I’ve been a big fan of Rolf Lislevand since encountering his ECM albums Nuove musiche and Diminuito. His blend of early music panache with a modern twist is to my ears very compelling, though there will inevitably be purists who will find his approach cause for reproach. Scaramanzia we are told in the booklet, is “an Italian [word] whose English translation lies somewhere between superstition and malediction. The superstition that prompts us to avoid making a gesture or uttering certain words per scaramanzio, for fear they may come true.”

These “haunting formulas” in terms of music include ostinato basses, and the sound of this ensemble is built on the bass tones of Bjørn Kjellmyr, an eminent jazz player and former sideman to Chet Baker.
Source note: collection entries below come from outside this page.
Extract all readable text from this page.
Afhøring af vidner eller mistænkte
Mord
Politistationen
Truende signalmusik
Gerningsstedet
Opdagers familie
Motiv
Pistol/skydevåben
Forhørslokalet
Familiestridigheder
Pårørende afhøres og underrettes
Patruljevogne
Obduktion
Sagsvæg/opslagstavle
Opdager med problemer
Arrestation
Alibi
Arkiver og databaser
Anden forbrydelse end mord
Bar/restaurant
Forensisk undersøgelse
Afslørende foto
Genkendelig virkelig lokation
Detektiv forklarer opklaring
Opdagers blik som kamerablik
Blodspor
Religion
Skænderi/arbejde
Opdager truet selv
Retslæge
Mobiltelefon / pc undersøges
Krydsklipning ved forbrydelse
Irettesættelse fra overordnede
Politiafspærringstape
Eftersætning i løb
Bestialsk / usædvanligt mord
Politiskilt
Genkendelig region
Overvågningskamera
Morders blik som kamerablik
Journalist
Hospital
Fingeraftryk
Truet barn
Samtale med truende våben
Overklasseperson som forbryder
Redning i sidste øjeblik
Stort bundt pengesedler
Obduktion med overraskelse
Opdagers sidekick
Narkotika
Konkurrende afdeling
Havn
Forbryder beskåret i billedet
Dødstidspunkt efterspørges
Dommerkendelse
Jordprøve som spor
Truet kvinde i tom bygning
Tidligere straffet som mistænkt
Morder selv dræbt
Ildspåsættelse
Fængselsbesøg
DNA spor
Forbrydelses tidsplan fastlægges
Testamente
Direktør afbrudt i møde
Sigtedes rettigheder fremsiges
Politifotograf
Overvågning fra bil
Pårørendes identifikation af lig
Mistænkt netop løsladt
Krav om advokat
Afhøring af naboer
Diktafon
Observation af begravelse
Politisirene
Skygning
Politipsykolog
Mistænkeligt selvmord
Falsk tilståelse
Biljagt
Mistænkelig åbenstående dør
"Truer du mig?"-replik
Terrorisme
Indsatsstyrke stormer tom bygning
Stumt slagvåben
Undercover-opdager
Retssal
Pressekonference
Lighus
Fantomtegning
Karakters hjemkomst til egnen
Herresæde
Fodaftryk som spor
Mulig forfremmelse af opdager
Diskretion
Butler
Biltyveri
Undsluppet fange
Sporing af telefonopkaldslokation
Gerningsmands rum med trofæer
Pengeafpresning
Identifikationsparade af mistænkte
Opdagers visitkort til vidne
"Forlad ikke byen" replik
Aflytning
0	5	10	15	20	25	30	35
When it appears, his colascione has a firm tone which can ground the transparency of the upper instruments without destroying the magical textures that they create.
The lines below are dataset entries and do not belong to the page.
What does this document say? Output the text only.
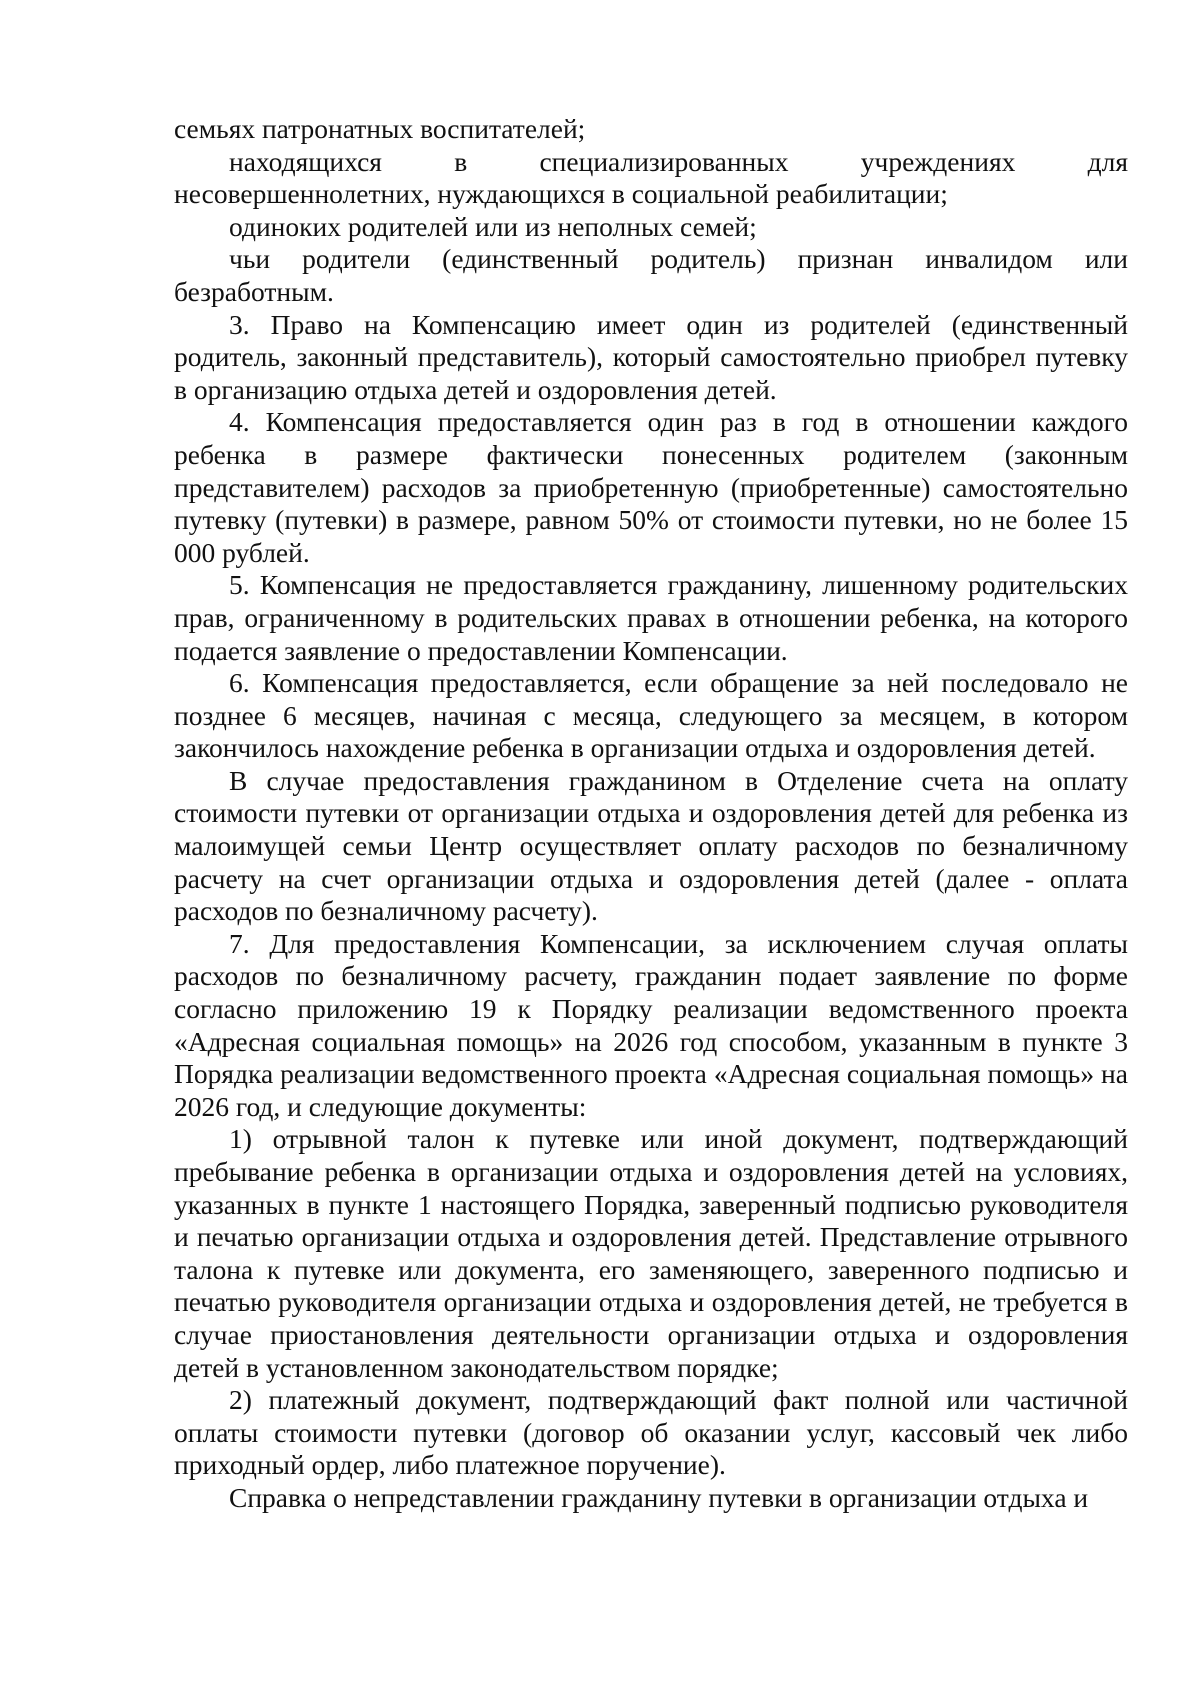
семьях патронатных воспитателей;

находящихся в специализированных учреждениях для несовершеннолетних, нуждающихся в социальной реабилитации;

одиноких родителей или из неполных семей;

чьи родители (единственный родитель) признан инвалидом или безработным.

3. Право на Компенсацию имеет один из родителей (единственный родитель, законный представитель), который самостоятельно приобрел путевку в организацию отдыха детей и оздоровления детей.

4. Компенсация предоставляется один раз в год в отношении каждого ребенка в размере фактически понесенных родителем (законным представителем) расходов за приобретенную (приобретенные) самостоятельно путевку (путевки) в размере, равном 50% от стоимости путевки, но не более 15 000 рублей.

5. Компенсация не предоставляется гражданину, лишенному родительских прав, ограниченному в родительских правах в отношении ребенка, на которого подается заявление о предоставлении Компенсации.

6. Компенсация предоставляется, если обращение за ней последовало не позднее 6 месяцев, начиная с месяца, следующего за месяцем, в котором закончилось нахождение ребенка в организации отдыха и оздоровления детей.

В случае предоставления гражданином в Отделение счета на оплату стоимости путевки от организации отдыха и оздоровления детей для ребенка из малоимущей семьи Центр осуществляет оплату расходов по безналичному расчету на счет организации отдыха и оздоровления детей (далее - оплата расходов по безналичному расчету).

7. Для предоставления Компенсации, за исключением случая оплаты расходов по безналичному расчету, гражданин подает заявление по форме согласно приложению 19 к Порядку реализации ведомственного проекта «Адресная социальная помощь» на 2026 год способом, указанным в пункте 3 Порядка реализации ведомственного проекта «Адресная социальная помощь» на 2026 год, и следующие документы:

1) отрывной талон к путевке или иной документ, подтверждающий пребывание ребенка в организации отдыха и оздоровления детей на условиях, указанных в пункте 1 настоящего Порядка, заверенный подписью руководителя и печатью организации отдыха и оздоровления детей. Представление отрывного талона к путевке или документа, его заменяющего, заверенного подписью и печатью руководителя организации отдыха и оздоровления детей, не требуется в случае приостановления деятельности организации отдыха и оздоровления детей в установленном законодательством порядке;

2) платежный документ, подтверждающий факт полной или частичной оплаты стоимости путевки (договор об оказании услуг, кассовый чек либо приходный ордер, либо платежное поручение).

Справка о непредставлении гражданину путевки в организации отдыха и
The essence of these pieces is re-composition and to the creation of what Lislevand terms ‘genuine’ improvisation, by which he means the 17th century performance styles of diminution and ornamentation, rather than ‘spontaneous composition’. Pieces are re-invented and re-defined, and the freedoms taken are in the means with which they are performed, and the generating of ideas that make them unique and individual. The constant repetition of performances from written scores as a hopefully reliable return to the original ideas of the composer is a relatively recent idea, and this kind of ‘taking in hand’ of old musical ideas to create new and personal statements is very refreshing indeed.

Extended explorations of a restricted but subtly elaborated harmonic progression in something like the Passacaille/Prelude/Sarabande/Gigue create a striking atmosphere, and enigmatic presence that is indeed haunting in its upper string timbres. Following this with the popular Calata per cantare based on music by the Italian guitarist Antonio Carbonchi is a master stroke, and the following Tarantella raises the bar even higher into a virtuoso journey of substantial dimensions. Composer names where appropriate are given in brackets in the booklet, but in the end these are less important. As the launch-point for each piece they gave their contributions back in the mists of time, and these performances are for the here and now.
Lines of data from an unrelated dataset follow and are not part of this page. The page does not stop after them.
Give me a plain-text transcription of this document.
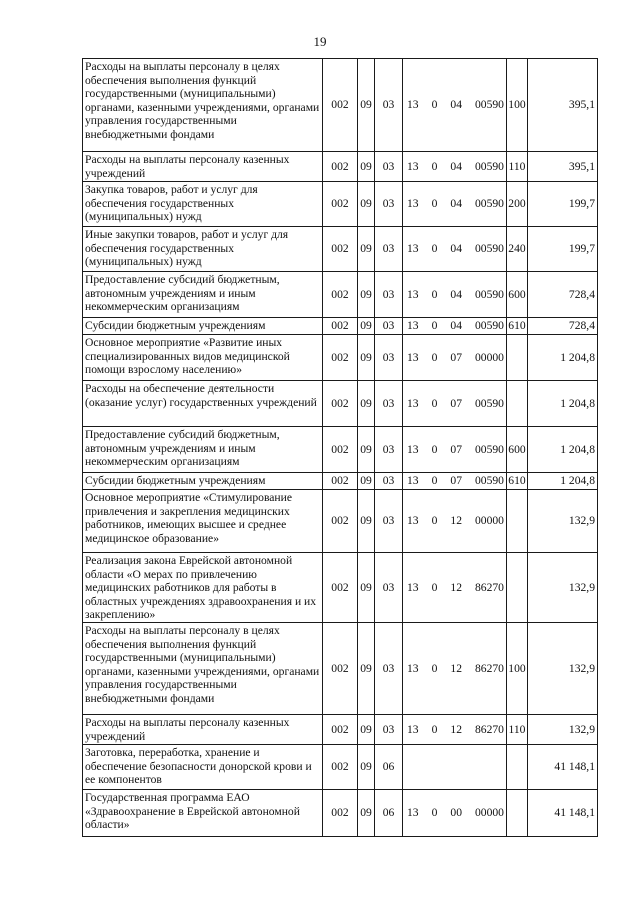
19
Расходы на выплаты персоналу в целях обеспечения выполнения функций государственными (муниципальными) органами, казенными учреждениями, органами управления государственными внебюджетными фондами	002	09	03	13 0 04 00590	100	395,1
Расходы на выплаты персоналу казенных учреждений	002	09	03	13 0 04 00590	110	395,1
Закупка товаров, работ и услуг для обеспечения государственных (муниципальных) нужд	002	09	03	13 0 04 00590	200	199,7
Иные закупки товаров, работ и услуг для обеспечения государственных (муниципальных) нужд	002	09	03	13 0 04 00590	240	199,7
Предоставление субсидий бюджетным, автономным учреждениям и иным некоммерческим организациям	002	09	03	13 0 04 00590	600	728,4
Субсидии бюджетным учреждениям	002	09	03	13 0 04 00590	610	728,4
Основное мероприятие «Развитие иных специализированных видов медицинской помощи взрослому населению»	002	09	03	13 0 07 00000		1 204,8
Расходы на обеспечение деятельности (оказание услуг) государственных учреждений	002	09	03	13 0 07 00590		1 204,8
Предоставление субсидий бюджетным, автономным учреждениям и иным некоммерческим организациям	002	09	03	13 0 07 00590	600	1 204,8
Субсидии бюджетным учреждениям	002	09	03	13 0 07 00590	610	1 204,8
Основное мероприятие «Стимулирование привлечения и закрепления медицинских работников, имеющих высшее и среднее медицинское образование»	002	09	03	13 0 12 00000		132,9
Реализация закона Еврейской автономной области «О мерах по привлечению медицинских работников для работы в областных учреждениях здравоохранения и их закреплению»	002	09	03	13 0 12 86270		132,9
Расходы на выплаты персоналу в целях обеспечения выполнения функций государственными (муниципальными) органами, казенными учреждениями, органами управления государственными внебюджетными фондами	002	09	03	13 0 12 86270	100	132,9
Расходы на выплаты персоналу казенных учреждений	002	09	03	13 0 12 86270	110	132,9
Заготовка, переработка, хранение и обеспечение безопасности донорской крови и ее компонентов	002	09	06			41 148,1
Государственная программа ЕАО «Здравоохранение в Еврейской автономной области»	002	09	06	13 0 00 00000		41 148,1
Each track has its own special quality, but the Passacagli per tutte le lettre based on music by Domenico Pellegrini is another intimate performance spiced up with some intriguing ‘wrong notes’. The title track Scaramanze is another piece originating from Carbonchi, building from a solo into something with quiet, almost menacing power as the parts fold over each other in canon, and the sequences are interrupted for further musings and dialogues. The final Canarios is rousing and reflective almost in equal measure, a fitting farewell to a very fine album indeed.

If you enjoy the magic of multiple plucked strings then this will be your kind of recording. It’s the kind of thing which can provide a sprinkling of genius to the soundtrack of your life, and can be an immersive transport of delight to take you far away from the daily grind if you let it soak in properly.